This next experiment involved 2 paddles to assess how well they turned together but also each water wheel had paddles with different heights (12cm and 15m) to assess their aesthetic appeal and turning ability. In addition, two different font styles were used, a handwriting and block font, to assess their readability but more importantly the symbolism that the font carried. A sample phrase was chosen that was uttered by the Iron Lady in 1980 which seemed to contrast quite satirically with the sinuous nature of the river.
The construction of the paddles is shown below, involving the wire and materials obtained online. We have a single long wire that stretches across the bank and is secured using spiral stakes and a tensioner. The paddles themselves are suspended with 40cm vertical wires and a hollow bar is placed on the long wire to space out the paddle wires evenly. Each paddle has a threaded bar through its middle that protruded by 5cm on each side. A small piece of hollow pipe, a washer, then a locking nut secure everything together. A thimble is used on each end of the paddle to attach the vertical wires. Ferrules are used to create secure loops on the wire. The arrangement seemed to rotate well and was aesthetically pleasing so a trip to the river took place.
The paddles are in action below and they work well. The vertical wire was purposely not completely taut so the paddles rested on the water surface rather than being suspended – note how the vertical wires are pushed downstream slightly. This seemed to slow the turning down as the rear paddle slaps on the surface and stops the turning before the force of the water turns the wheel again. I like how the turning is not fluid but seems to stop for long enough for us to read the text. This seems to break the resemblance to a waterwheel as we are seeing a device that is performing intermittently, it’s as if something is resisting the turning that we can’t quite understand. It’s interesting that in this slow-moving water the paddles appear to be powered, as the flow is so subtle. We feel a slight tension when waiting for the next turn, more so than if the wheels were turning constantly. I feel that this adds more engagement to the piece as the expectation is increased.
I now try to imagine a row of 5 paddles and what font and text will lift this mechanical device to a successful artistic outcome. From a practical perspective, neither of these fonts are readable enough but more importantly the handwriting font looks contrived (it’s mimicking the real thing) so I’m leaning more towards a clear block font that has an industrial aesthetic. The heritage of the valley will be better represented by this type of font and the words I choose may well have an industrial/progress reference so the match will be more appropriate.
The next consideration is whether to use a cut-out stencil or engrave the text. The cut out text has a lovely burnt edged appearance which adds potency to the words, as if they carry fire with them, they have punctured holes when they were spoken. My concern is readability as many stencil fonts are tight and complex so a search for more stencil fonts will be worthwhile.
Both sizes of paddle seem to perform the same so the size is an aesthetic consideration. The larger paddles move faster (as the diameter is larger) so that movement seems slightly more dramatic and also they would allow a larger font to be used and give more space around the text. So I’m favouring the larger (15cm) paddles at the moment.

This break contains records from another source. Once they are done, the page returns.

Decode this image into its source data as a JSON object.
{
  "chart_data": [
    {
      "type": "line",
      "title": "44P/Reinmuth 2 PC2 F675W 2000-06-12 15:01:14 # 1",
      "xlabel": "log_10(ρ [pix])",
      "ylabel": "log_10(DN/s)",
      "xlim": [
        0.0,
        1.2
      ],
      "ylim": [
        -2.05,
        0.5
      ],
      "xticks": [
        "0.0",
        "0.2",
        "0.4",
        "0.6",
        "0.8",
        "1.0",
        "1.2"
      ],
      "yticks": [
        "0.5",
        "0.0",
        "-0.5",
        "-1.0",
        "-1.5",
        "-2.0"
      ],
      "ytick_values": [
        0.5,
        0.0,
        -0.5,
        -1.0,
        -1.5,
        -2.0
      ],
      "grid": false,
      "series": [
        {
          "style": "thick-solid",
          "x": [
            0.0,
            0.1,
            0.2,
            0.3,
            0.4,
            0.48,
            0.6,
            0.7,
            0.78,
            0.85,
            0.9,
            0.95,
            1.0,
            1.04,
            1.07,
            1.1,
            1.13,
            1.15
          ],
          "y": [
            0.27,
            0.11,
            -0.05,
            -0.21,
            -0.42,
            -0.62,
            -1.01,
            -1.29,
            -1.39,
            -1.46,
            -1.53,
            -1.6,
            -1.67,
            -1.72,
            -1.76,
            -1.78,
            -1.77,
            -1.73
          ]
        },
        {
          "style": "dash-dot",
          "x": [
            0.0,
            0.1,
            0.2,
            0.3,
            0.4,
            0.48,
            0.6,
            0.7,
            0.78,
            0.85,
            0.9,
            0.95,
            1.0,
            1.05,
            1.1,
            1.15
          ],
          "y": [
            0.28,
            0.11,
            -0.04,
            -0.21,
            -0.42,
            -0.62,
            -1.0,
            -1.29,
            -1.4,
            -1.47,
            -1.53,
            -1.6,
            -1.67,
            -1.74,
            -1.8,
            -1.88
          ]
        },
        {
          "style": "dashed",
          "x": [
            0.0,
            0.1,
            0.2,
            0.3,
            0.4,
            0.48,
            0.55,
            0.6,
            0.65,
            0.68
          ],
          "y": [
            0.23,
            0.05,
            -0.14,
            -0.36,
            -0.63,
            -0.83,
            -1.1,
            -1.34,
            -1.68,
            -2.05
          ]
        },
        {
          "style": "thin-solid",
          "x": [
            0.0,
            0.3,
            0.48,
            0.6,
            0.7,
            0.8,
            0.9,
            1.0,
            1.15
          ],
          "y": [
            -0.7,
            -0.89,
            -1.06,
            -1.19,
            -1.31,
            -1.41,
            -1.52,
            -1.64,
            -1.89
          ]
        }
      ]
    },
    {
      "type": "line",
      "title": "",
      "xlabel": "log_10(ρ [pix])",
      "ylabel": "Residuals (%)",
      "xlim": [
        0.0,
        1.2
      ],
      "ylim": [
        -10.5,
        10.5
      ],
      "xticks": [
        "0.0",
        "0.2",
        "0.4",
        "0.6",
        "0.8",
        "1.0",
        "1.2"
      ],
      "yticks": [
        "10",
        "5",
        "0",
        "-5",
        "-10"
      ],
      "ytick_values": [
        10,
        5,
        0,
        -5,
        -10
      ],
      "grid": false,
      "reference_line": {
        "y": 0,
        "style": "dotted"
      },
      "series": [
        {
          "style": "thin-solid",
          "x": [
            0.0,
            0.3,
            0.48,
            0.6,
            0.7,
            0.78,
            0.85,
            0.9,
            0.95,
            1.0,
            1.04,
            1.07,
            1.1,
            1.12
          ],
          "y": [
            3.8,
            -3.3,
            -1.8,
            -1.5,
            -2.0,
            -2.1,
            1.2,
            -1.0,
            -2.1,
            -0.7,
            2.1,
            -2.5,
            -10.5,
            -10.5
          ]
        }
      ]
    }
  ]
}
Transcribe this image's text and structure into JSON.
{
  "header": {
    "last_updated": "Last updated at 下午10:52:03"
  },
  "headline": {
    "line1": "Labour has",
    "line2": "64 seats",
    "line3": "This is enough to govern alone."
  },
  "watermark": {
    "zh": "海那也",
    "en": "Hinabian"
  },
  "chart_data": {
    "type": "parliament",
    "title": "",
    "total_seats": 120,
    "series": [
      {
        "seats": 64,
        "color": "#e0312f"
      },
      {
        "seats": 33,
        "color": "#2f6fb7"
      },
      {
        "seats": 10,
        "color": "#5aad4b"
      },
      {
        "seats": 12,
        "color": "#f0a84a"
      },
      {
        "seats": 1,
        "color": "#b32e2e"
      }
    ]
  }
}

Even in this short clip, the paddles are getting out of sync, which was my intention. I find my eyes flitting between the two and I enjoy the random phrases that are created. With 5 waterwheels the ‘work’ for the audience would be a constant horizontal eye exercise but they will need a reward. I want them to make their own new phrases but I want them to work a bit harder to see the original in tact phrase. I’m confident that 5 waterwheels will give viewers enough of a satisfying experience for a good deal of time.
Summary & next steps
A number of lessons were learnt from this experiment that I need to resolve for the final version:
- The single vertical wire was too short – it needs to be 7m long to ensure it can stretch across to the banks reliably
- End stops on the wires – I need these to stop piercing my skin as the cut wires are sharp
- Extra wire for initial throw – I need an extra wire to initially throw across the river which can then be used to pull the paddles into place
- Lengths of metal tube – these worked well to space the vertical wires but I need to consider if a single length of tube will be required to keep 5 water wheels in place as weight may become an issue
- Weight of 5 paddles – 2 people will be required to fix the vertical wire to ensure it is taught enough
This experiment was successful from a technical perspective but I have a slight concern that the project has been a little too focused on mechanics rather than artistic meaning. I will pause the build of paddles while I look in more detail at land artists and finalise the text and font to use on the paddles.